Quem fica precisa se acostumar com a presença
doída, moída, torturante de uma ausência
que não estava no script,
apesar de lá estar desde sempre.
Por mais rezas e velas acesas,
somos acostumados ao material.
Somos afetivamente,
emocionalmente materialistas por natureza.
O telefone que toca. O colo que acolhe.
A voz que pergunta como foi o dia.
O comprimido, a alergia, a mudança de tempo.
Os pés entrelaçados na cama.
O perfume, o toque, o braço que abraça.
O termômetro que atesta a febre,
o copo de leite, a roupa cheirando à amaciante,
o fio de cabelo no travesseiro.
As gavetas, o criado-mudo, o prato predileto,
a risada inconfundível.
O controle-remoto, o Jornal Nacional,
o sofá agora imenso.
As manias, os sapatos, a cabeceira vazia.
E aí vem a missa de sétimo, vigésimo, milésimo dia.
Só o tempo para serenar a dor
e acalmar esse mar revolto
que um dia quase afundou seus olhos.
Quem se foi nunca precisou ter ido, essa é a verdade.

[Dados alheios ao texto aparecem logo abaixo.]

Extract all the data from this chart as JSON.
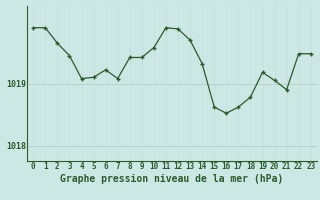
{
  "x": [
    0,
    1,
    2,
    3,
    4,
    5,
    6,
    7,
    8,
    9,
    10,
    11,
    12,
    13,
    14,
    15,
    16,
    17,
    18,
    19,
    20,
    21,
    22,
    23
  ],
  "y": [
    1019.9,
    1019.9,
    1019.65,
    1019.45,
    1019.08,
    1019.1,
    1019.22,
    1019.08,
    1019.42,
    1019.42,
    1019.58,
    1019.9,
    1019.88,
    1019.7,
    1019.32,
    1018.62,
    1018.52,
    1018.62,
    1018.78,
    1019.18,
    1019.05,
    1018.9,
    1019.48,
    1019.48
  ],
  "bg_color": "#cce8e4",
  "line_color": "#2d5a2d",
  "grid_h_color": "#b8d0cc",
  "grid_v_color": "#c8dcda",
  "xlabel": "Graphe pression niveau de la mer (hPa)",
  "ytick_labels": [
    "1018",
    "1019"
  ],
  "ytick_values": [
    1018.0,
    1019.0
  ],
  "ylim": [
    1017.75,
    1020.25
  ],
  "xlim": [
    -0.5,
    23.5
  ],
  "xlabel_fontsize": 7,
  "tick_fontsize": 6,
  "line_width": 0.9,
  "marker_size": 3.5
}
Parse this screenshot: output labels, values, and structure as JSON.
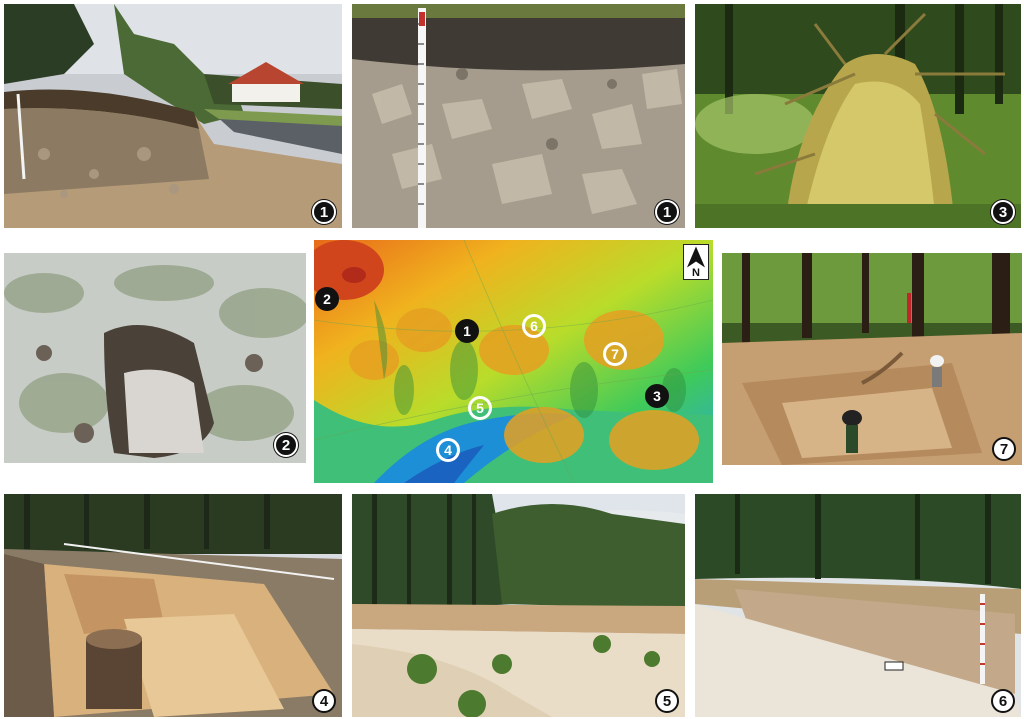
{
  "panels": [
    {
      "id": "p1",
      "badge": "1",
      "badge_style": "dark",
      "scene": "roadside outcrop with house, measuring pole"
    },
    {
      "id": "p2",
      "badge": "1",
      "badge_style": "dark",
      "scene": "limestone rubble profile with measuring rod"
    },
    {
      "id": "p3",
      "badge": "3",
      "badge_style": "dark",
      "scene": "uprooted tree root plate in forest"
    },
    {
      "id": "p4",
      "badge": "2",
      "badge_style": "dark",
      "scene": "pale sandy soil pit with grass"
    },
    {
      "id": "p5",
      "badge": "7",
      "badge_style": "light",
      "scene": "excavation trench in forest with workers"
    },
    {
      "id": "p6",
      "badge": "4",
      "badge_style": "light",
      "scene": "stepped sand excavation with tree stump"
    },
    {
      "id": "p7",
      "badge": "5",
      "badge_style": "light",
      "scene": "large sand quarry below pine forest"
    },
    {
      "id": "p8",
      "badge": "6",
      "badge_style": "light",
      "scene": "long sandy trench with measuring rod"
    }
  ],
  "map": {
    "north_label": "N",
    "markers": [
      {
        "label": "2",
        "style": "dark"
      },
      {
        "label": "1",
        "style": "dark"
      },
      {
        "label": "6",
        "style": "light"
      },
      {
        "label": "7",
        "style": "light"
      },
      {
        "label": "3",
        "style": "dark"
      },
      {
        "label": "5",
        "style": "light"
      },
      {
        "label": "4",
        "style": "light"
      }
    ]
  }
}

Quem se foi jamais se vai.
Vira estrela dentro da gente,
pulsando no coração há de eterno.
Tão dentro, tão perto, tão luz, tão sempre.
Saudade muda de nome, perde o sentido, perde o rumo.

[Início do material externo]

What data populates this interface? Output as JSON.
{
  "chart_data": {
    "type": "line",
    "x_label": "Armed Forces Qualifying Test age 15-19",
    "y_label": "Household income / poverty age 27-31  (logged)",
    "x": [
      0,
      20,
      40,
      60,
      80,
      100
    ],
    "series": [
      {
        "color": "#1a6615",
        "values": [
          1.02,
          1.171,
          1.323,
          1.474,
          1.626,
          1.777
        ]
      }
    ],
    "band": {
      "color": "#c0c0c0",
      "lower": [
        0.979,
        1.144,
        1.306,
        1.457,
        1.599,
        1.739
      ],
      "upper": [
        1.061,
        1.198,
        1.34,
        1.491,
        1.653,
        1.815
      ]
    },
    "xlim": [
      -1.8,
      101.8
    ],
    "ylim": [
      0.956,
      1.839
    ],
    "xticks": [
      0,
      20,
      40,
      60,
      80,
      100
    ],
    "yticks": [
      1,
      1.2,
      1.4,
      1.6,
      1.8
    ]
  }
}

Saudade a gente sente de quem está longe.

quarta-feira, 3 de abril de 2013

Apaixonadamente


Mania essa de viver apaixonadamente.
De transformar cada gota de suor, sonho,
travessia em grito de gol.
Alçar vôo, romper o chão.
Roubar a lua para pôr nos olhos.
Audaciosa e escancaradamente.
Deixar à mostra essa alegria que te move,
te acorda, te faz.
Fazer o para-casa, sair de casa,
mostrar ao mundo a sua cara.
Hospedar o Paul, lotar o estádio,
fazer o melhor café do mundo.
Pura energia, sintonia,
música que não desafina.
Voltar a enxergar.
Voltar a andar, mesmo que numa cadeira de rodas.
Colocar emoção num prato de arroz com feijão.
Pimenta a gosto.
Qualquer que seja o motivo é motivo.
Se alguém inventou a monotonia, que desinvente.
Que tente.
Você não tem tempo a perder.
Você não precisa ter medo de ser. Seja.
Viver apaixonadamente, lembra?
Taquicardia, perna bamba, tormento de encantamento.
Te dou dois segundos pra roubar a lua.